Mind you, the long, heavy stick side of things was interesting. Who did we know whose everyday job involved carrying a long, heavy stick and knowing how to use it offensively?

Right.

‘OK,’ I said. ‘If you’re finished then we’ll go and take a look at the scene of the crime.’

It wasn’t far, just out of sight of the villa complex where the cultivated land stopped and nature took over, a dip in the landscape made even more secluded by a close-packed grove of pine trees with thick, man-high bushes growing between them. The perfect place for a clandestine meeting.

A good place for a murder, too.

‘Where exactly was your master found, pal?’ I asked the slave who’d brought us.

He pointed to a patch of flattened grass just inside the clearing. ‘Just there, sir.’

Yeah. That fitted. The way things were arranged, the killer could’ve hidden behind the screen of foliage and scrub, waited for his victim to pass or turn his back, then come out and let him have it. Which is what I reckoned had happened. It’d been raining, but not heavily, and there were still clear splashes of blood on the ground.

‘Which way’s the Roscius property?’ I said.

‘We’re on the edge of it, sir. The farmhouse is over there.’ The slave pointed again, to the right. ‘About two or three hundred yards.’

‘Uh-huh.’ I looked round. Clarus was poking about in the undergrowth. ‘You find anything?’

‘No. Nothing that could’ve been the murder weapon, anyway,’ he said.

‘See if you can …’ I began, then stopped. Quintus Roscius was coming through the trees from the direction of his farm. ‘Ah. Hi, Roscius. Thanks for coming over.’

‘No problem.’ I noticed he very carefully wasn’t looking at the spot where the body had been. ‘There isn’t much I can tell you, though.’

‘Just what you’ve got will be enough, pal,’ I said easily. ‘So what’s the story?’

He shrugged. ‘I was hunting. When the dog led me down here I thought she was following a scent. Mettius was lying face down, with the back of his head all bloody. I went down to the villa and raised the alarm. That’s all there is.’

‘You usually hunt in this part?’

‘Sure. Technically, this is my land, although that wouldn’t matter much because it’s useless ground and no one around here gets uptight about things like that. You get a few deer coming down into the fields, particularly in the winter when food’s scarce.

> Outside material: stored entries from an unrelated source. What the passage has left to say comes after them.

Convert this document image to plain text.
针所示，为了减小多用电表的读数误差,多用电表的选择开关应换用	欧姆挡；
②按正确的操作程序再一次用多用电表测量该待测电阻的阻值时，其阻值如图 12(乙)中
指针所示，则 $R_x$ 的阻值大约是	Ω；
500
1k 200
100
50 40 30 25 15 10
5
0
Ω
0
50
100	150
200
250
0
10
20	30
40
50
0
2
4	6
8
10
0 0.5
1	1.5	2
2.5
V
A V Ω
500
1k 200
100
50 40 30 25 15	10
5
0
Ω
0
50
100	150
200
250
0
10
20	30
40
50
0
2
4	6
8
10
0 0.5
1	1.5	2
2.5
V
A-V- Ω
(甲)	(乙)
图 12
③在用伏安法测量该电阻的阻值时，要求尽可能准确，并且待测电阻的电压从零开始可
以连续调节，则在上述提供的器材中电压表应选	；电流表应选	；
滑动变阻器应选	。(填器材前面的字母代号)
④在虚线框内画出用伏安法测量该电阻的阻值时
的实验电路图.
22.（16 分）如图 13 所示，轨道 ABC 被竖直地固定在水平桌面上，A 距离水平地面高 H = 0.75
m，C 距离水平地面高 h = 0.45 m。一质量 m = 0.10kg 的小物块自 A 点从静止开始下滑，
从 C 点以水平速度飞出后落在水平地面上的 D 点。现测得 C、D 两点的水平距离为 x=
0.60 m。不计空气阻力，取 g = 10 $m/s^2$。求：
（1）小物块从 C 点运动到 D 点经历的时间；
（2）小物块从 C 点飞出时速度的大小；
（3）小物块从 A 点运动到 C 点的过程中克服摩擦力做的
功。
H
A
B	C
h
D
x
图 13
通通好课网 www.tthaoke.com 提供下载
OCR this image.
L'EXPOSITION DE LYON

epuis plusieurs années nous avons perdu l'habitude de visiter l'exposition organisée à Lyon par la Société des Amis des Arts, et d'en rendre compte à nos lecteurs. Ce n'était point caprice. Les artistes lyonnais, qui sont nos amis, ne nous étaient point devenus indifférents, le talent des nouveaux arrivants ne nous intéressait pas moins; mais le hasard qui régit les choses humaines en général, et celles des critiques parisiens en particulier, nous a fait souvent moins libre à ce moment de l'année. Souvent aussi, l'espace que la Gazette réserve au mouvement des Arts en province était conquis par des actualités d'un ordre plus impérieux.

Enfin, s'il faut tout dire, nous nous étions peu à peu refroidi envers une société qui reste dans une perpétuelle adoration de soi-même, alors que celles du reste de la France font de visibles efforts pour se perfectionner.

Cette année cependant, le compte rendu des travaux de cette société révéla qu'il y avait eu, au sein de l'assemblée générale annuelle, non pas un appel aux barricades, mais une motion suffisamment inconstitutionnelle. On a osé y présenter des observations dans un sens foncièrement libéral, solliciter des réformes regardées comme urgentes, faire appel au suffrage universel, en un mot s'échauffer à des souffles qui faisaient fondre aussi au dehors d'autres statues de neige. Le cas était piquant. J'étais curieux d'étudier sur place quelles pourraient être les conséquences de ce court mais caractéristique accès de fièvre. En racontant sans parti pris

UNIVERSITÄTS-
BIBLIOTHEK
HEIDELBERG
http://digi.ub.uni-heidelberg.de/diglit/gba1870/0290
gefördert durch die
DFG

I usually leave some vegetable scraps lying around to attract them and take a walk up this way when I’m out after the small stuff. Sometimes I get lucky.’

Yeah; now he came to mention it there was a pile of old cabbage leaves and a few rotting carrots at the edge of the clearing. Fair enough. ‘Did Mettius do any hunting?’ I said.

‘Nah. Never took any interest in it. He was a town boy, and the family’s well enough off not to have to bother about keeping their larder stocked personally. They get their bailiff to set a few snares and limed twigs, sure, but that’s about it.’